A company can recruit a top-performing sales team, but if the brand is perceived as low value, or doesn’t measure up to or surpass the competition in some way in the minds of its salespeople, the company will never grow to its full potential. If you suspect this may be an issue at your company, consider taking the following steps with your salespeople to determine how to create a brand your entire company can believe in.

  1. Ask each of them to explain how they feel about what they are selling. This can be an intimidating question, so to ensure candid feedback, let them know that you need to know so that you can make their job easier and help them win more business. If your salespeople are in any way incentivized based on their sales, they will be more than happy to share their thoughts with you.
  2. Seek their opinions on how your company supports their efforts with things such as:
    • Training – What does your training program look like? Do you have one? Does your brand provide your salespeople with a tiebreaker that repositions your competitors as second best?
    • Innovation – Is your company keeping up with, falling behind, or surpassing competitors?
    • Research and development
    • Quality of service provided by anyone who touches the customer (service technicians, customer service, delivery, timeliness of follow up, competency of people handling issues/complaints, etc.)
    • Marketing (website, sales materials, collateral, public relations, trade show presence, videos, social media, etc.)
  3. Ask what they are hearing and seeing in the field relative to how your brand stacks up to competitors in areas such as performance, quality, delivery, support, value, and other traits specific to your products. Answers to these questions will define your brand’s reputation.
  4. Ask who they believe the “leader” is in your industry, and why. The gap between your brand and the perceived leading brand may be quite large. Or, it could only be a sliver of a difference.
  5. Have each salesperson complete a SWOTT (Strength’s Weaknesses, Opportunities, Threats, Trends) form. The feedback you receive will likely be very eye-opening, exposing you to things you are not aware of, or ever thought of.

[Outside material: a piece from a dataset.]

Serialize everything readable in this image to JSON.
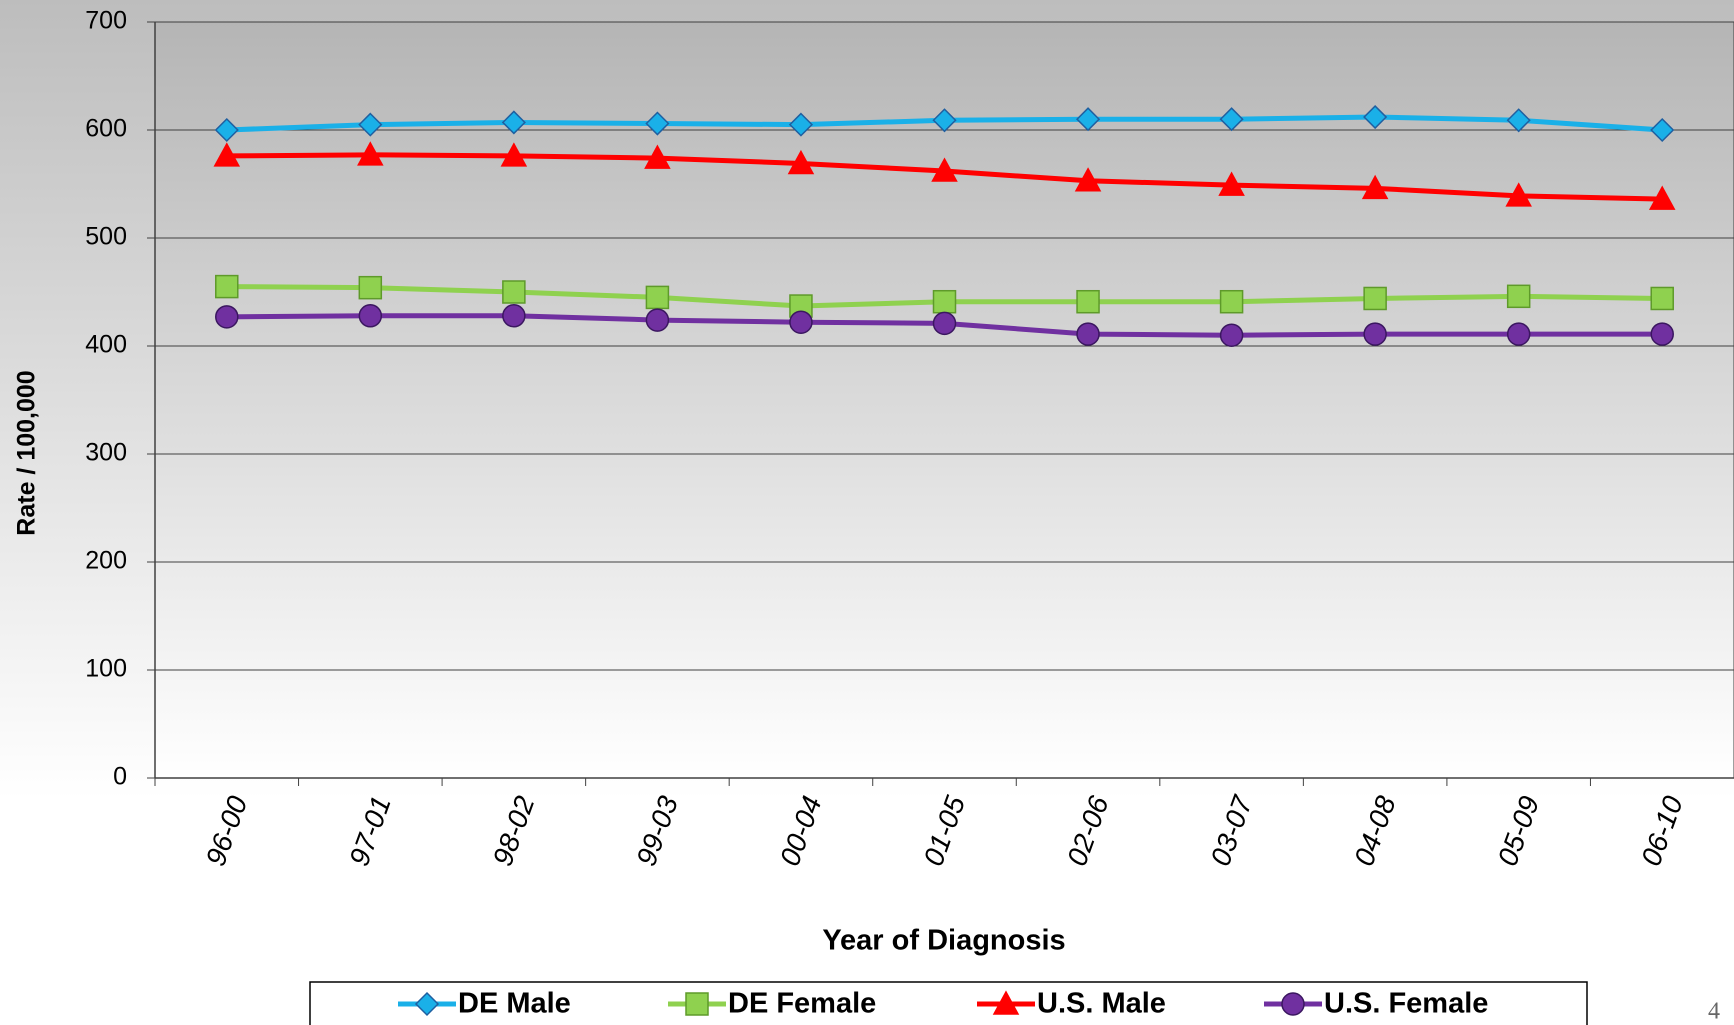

Going through this process will force your salespeople to think in ways they may not have thought before, and your conversations with them will be very enlightening. Plus, they will respect you as a leader for asking the questions which will, in turn, benefit morale.

Consider making this process a part of your sales strategy. If you don’t ask the right questions, you’ll never know what is or isn’t working, and we all know how important communication is in any relationship. If your salespeople don’t believe in what they are selling, they may move on to work for a brand they respect, and it could be your formidable competitor.